A sweeping pandemic preparedness bill aims to encourage CDC collaboration with the private sector, an effort to break an agency culture that a top Republican has described as so insular that it has helped to test delays and other issues early in the pandemic.

“I think it’s cultural because there’s a struggle to produce anything that’s not internally generated,” the senator said. Richard Burer (RN.C.), a ranking member of the Senate Committee on Health, Education, Labor and Pensions as well as the architect of the Pandemic and All-Hazards Preparedness Act of 2006 and its two reauthorizations, said during a briefing on Thursday.

Burr and HELP chair Patty Murray (D-Wash.) last week released a draft of its latest pandemic bill known as the PREVENT Pandemics Act, which calls for several changes from the Centers for Disease Control and Prevention. It would, among other things, authorize the CDC director to continue activities related to the development of epidemic forecasting and analysis capabilities, “including leveraging the capabilities of public and private entities,” according to a summary of the bill. .

The CDC “does not have a public-private partnership or relationship” historically, Burr said, but he noted that private sector collaborations such as Operation Warp Speed ​​were key to developing Covid-19 vaccines. 19 in record time.

“The bill is heavy on the reform of the CDC. Because to successfully put in place the kind of framework we need for the future, it will take three things: leadership, communication and innovation. Leadership not only requires the ability to run an agency, but also to seek the help you need to do so successfully,” he said.

Partnerships

The National Institutes of Health has a number of public-private partnerships, both to fight the pandemic and those formed earlier, like the one created in 2014 with two dozen pharmaceutical companies, US and European regulators and organizations to nonprofit to transform the development of diagnostics and treatments for diseases such as Alzheimer’s disease.

Burr said he wanted to see similar efforts at the CDC.

“When you challenge the private sector” and combine it with government-funded research, “they can accomplish incredible things very quickly,” he said.

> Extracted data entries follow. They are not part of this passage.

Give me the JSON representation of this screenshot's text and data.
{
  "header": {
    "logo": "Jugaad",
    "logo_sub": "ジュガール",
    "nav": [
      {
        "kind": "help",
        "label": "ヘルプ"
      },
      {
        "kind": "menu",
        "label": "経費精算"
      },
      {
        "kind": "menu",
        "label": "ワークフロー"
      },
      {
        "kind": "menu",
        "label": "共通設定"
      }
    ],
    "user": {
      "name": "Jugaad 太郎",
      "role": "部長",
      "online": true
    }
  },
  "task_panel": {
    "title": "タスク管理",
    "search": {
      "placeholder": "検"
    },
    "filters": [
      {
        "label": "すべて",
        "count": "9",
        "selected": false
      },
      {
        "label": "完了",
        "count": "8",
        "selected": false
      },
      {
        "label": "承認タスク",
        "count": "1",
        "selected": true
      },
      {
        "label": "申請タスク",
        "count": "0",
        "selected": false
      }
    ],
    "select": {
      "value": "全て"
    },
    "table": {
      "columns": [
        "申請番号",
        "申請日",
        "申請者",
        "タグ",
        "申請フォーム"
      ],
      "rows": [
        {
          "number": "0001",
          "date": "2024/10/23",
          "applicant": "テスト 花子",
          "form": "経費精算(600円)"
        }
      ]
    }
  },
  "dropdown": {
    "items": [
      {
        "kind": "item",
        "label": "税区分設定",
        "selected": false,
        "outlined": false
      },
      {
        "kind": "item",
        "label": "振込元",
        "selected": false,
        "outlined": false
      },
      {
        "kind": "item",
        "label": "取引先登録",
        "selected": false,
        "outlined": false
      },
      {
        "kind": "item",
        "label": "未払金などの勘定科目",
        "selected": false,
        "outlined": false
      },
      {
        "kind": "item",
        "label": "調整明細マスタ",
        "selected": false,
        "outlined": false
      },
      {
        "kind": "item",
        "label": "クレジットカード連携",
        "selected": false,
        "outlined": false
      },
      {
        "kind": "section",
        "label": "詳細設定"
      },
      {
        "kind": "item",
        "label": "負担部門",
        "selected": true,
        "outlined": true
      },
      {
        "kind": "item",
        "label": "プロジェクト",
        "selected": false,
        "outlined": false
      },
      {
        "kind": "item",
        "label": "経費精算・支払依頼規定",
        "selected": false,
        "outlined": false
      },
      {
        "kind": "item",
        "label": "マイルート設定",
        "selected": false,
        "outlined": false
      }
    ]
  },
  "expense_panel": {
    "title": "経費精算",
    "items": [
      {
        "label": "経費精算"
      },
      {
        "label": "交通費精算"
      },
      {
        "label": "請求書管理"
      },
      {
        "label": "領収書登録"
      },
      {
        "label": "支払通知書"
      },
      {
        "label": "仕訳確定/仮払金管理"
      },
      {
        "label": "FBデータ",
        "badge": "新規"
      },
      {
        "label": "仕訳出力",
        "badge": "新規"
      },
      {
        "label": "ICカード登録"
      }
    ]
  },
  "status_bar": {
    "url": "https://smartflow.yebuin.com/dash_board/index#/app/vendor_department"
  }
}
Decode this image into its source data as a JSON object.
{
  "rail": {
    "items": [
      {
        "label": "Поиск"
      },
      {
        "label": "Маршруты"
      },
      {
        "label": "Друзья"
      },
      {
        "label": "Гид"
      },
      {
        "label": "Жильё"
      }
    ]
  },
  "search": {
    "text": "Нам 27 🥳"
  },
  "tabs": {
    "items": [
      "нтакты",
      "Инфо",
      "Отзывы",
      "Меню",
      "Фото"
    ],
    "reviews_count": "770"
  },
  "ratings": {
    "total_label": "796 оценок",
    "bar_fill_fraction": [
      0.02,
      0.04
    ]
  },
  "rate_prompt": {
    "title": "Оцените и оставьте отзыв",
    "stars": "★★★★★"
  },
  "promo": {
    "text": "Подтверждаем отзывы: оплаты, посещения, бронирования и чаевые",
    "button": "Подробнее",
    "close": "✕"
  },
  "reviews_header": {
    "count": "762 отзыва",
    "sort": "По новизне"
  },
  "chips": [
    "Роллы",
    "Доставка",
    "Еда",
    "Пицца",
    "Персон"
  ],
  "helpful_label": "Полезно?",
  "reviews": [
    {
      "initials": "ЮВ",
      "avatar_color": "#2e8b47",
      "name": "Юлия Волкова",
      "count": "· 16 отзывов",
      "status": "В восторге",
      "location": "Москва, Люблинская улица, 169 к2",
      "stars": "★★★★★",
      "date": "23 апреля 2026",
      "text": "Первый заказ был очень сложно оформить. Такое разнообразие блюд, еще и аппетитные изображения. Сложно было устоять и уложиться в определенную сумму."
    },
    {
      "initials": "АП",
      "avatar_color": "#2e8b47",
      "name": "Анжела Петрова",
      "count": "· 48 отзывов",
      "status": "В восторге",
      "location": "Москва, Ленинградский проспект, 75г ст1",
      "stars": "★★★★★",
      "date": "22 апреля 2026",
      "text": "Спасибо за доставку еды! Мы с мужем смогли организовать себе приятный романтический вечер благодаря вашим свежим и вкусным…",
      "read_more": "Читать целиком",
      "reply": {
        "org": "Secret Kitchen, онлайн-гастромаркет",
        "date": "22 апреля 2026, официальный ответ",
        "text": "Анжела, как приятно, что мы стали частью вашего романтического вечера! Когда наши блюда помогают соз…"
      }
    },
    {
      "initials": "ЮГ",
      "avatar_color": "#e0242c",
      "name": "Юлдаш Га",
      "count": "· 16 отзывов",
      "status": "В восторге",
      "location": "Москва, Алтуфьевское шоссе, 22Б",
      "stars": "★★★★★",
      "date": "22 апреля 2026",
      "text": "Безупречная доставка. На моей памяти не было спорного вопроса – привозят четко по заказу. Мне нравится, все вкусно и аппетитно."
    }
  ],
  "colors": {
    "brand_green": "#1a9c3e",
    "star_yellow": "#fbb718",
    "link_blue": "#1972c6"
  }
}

Burr and Murray have indicated they are open to other legislative proposals as the bill is finalized, as the President Joe BidenThe proposal to create the Advanced Research Projects Agency for Health (ARPA-H), a new entity to stimulate cutting-edge biomedical discoveries similar to the Advanced Research Projects Agency for Defense.

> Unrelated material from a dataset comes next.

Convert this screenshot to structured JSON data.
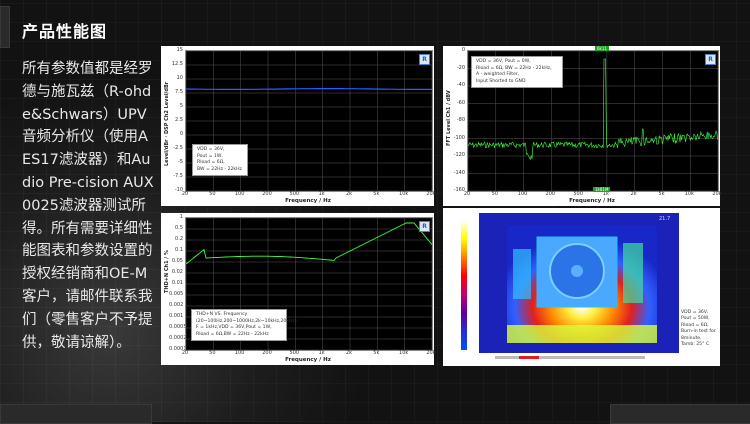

“Patty and I are committed to getting a bill through committee,” he said. “At the end of the day, he won’t have everything the Republicans want and he won’t have everything the Democrats want. But I think we’re going to be able to maintain a bipartisan approach.”

‘Most important thing’

A key change is that the position of CDC director would require Senate confirmation, which Burr called “the most important thing we’ve done.” He noted that this was not a criticism of CDC Director Rochelle Walensky.

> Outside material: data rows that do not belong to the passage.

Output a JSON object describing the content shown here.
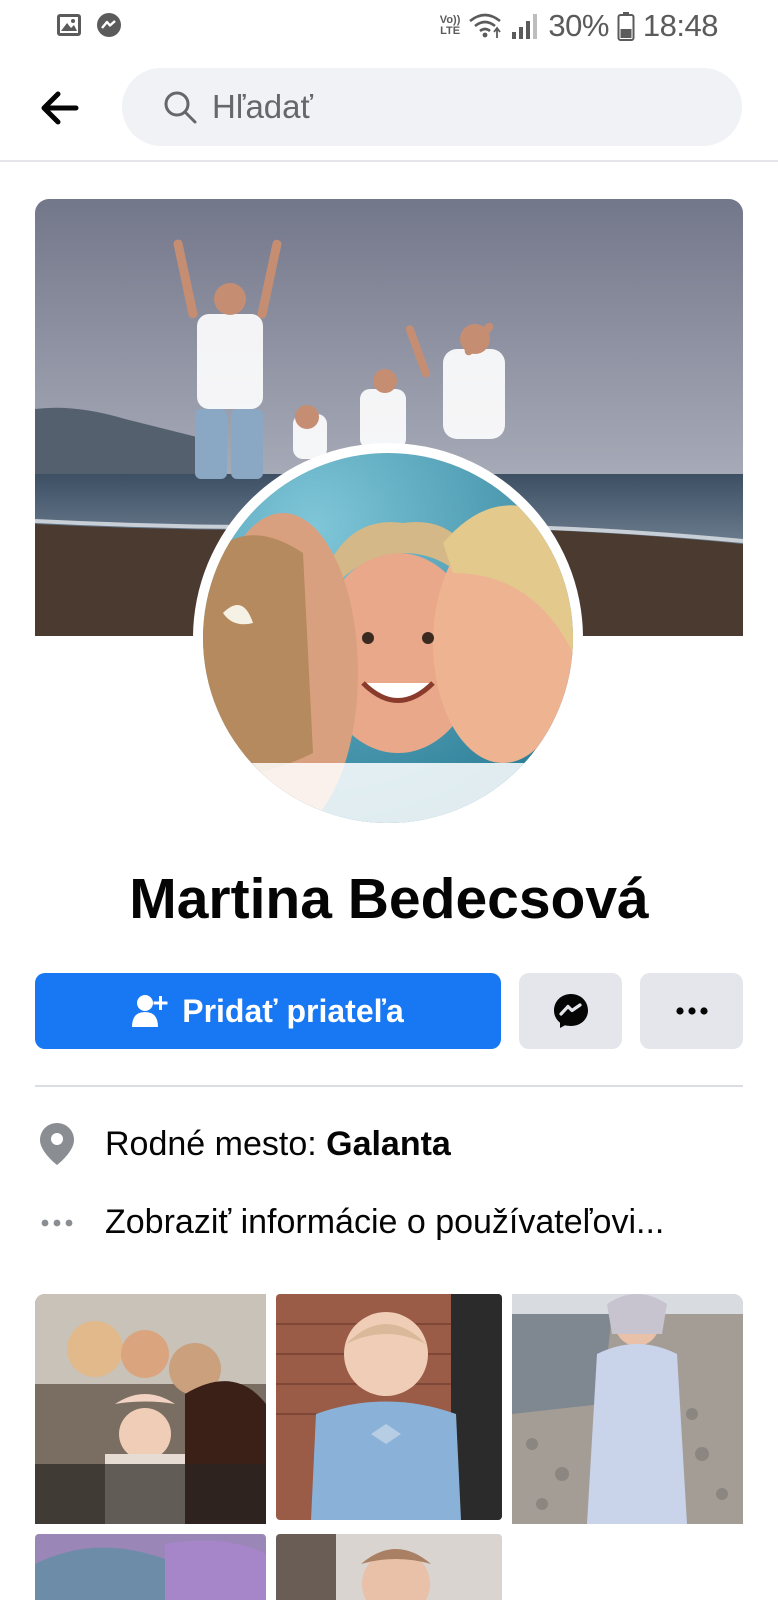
{
  "status_bar": {
    "volte_top": "Vo))",
    "volte_bottom": "LTE",
    "battery": "30%",
    "time": "18:48",
    "left_icons": [
      "gallery-icon",
      "messenger-icon"
    ],
    "right_icons": [
      "wifi-icon",
      "signal-icon",
      "battery-icon"
    ]
  },
  "search": {
    "placeholder": "Hľadať"
  },
  "profile": {
    "name": "Martina Bedecsová"
  },
  "actions": {
    "add_friend_label": "Pridať priateľa"
  },
  "info": {
    "hometown_label": "Rodné mesto: ",
    "hometown_value": "Galanta",
    "more_about": "Zobraziť informácie o používateľovi..."
  },
  "colors": {
    "primary": "#1877f2",
    "secondary_button": "#e4e6eb",
    "search_bg": "#f0f2f5",
    "text": "#050505",
    "muted": "#65676b"
  }
}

The change would make the agency chief more accountable to Congress. The bill would also require the CDC director to appear annually before the HELP committee and for the agency to develop a strategic plan every four years.

Most of the work on the bill will take place in committee, so major negotiations will take place over the next few weeks in preparation for a committee markup that will prepare the bill for a floor vote.

Burr said he expects the bill to have a robust amendment process as it moves through the committee as well as the Senate.

“Our main focus is how to skate to where the puck is versus where the puck is today. We have to anticipate how to fit into this thought process a new virus, or a new anything that might exist that we see as a threat,” he said.